The way I was holding my mouth all night was exactly the way the doctor said I would hold it if I needed to go to the emergency room. Am I only masking my symptoms with the acetaminophen? I just took another two gelcaps but I still have an awareness of my jaw that I don't like. Should I go to the emergency room, or should I go with my instict that all of this stems from long-impacted wisdom teeth, and since I really can't do anything about them until this summer (recovery time and all that), the last thing I should do is go to an emergency room, which is probably just cautionary alarmist advice, anyway?
(It's a good thing comments are currently disabled; I doubt I'd like the replies.)

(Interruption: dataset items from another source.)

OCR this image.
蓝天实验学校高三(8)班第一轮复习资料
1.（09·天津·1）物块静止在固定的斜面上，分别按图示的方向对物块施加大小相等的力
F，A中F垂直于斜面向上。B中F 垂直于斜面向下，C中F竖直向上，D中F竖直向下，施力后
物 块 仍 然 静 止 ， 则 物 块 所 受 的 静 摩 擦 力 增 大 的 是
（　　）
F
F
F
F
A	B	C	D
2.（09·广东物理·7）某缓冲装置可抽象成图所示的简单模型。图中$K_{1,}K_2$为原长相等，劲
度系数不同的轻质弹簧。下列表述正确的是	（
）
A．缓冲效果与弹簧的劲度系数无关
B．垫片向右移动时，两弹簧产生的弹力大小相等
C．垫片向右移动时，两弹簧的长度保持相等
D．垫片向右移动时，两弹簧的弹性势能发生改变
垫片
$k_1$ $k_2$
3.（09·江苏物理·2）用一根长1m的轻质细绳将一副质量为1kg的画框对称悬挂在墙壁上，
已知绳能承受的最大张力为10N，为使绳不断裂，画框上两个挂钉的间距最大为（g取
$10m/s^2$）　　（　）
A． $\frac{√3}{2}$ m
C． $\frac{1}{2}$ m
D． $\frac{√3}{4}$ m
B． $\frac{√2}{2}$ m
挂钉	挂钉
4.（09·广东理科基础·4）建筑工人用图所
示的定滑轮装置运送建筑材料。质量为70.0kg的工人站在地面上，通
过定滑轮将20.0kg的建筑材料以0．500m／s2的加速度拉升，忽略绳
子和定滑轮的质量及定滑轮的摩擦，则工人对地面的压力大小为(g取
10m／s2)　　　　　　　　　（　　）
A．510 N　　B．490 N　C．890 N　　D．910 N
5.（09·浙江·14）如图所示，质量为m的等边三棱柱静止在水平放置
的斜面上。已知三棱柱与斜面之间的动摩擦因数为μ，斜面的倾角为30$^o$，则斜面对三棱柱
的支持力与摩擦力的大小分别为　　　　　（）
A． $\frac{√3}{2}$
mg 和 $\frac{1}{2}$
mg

But to come back around to the main topic, why didn't anyone tell me I could have painkillers? Or did the doctor tell me, but I just didn't know what she said? In the end, I fear I broke my no-doctor streak only to find out I had the magic pills with me all along. The magic pills that don't seem to be working as well as they were this morning, and that's why I'm trying to get a sub for tomorrow, but ten hours later and no one has stepped forward. (Want to become a power-sub? Come to Las Vegas! You'll work every day!)
My head hurts and my jaw hurts and I'm rambling and, oh yes, swallowing still hurts, although not as bad as before, and I'm still rambling and sharing for the sake of documentation and I'm still tired and I'm just going to let you turn out the lights on your way out and [CLICK].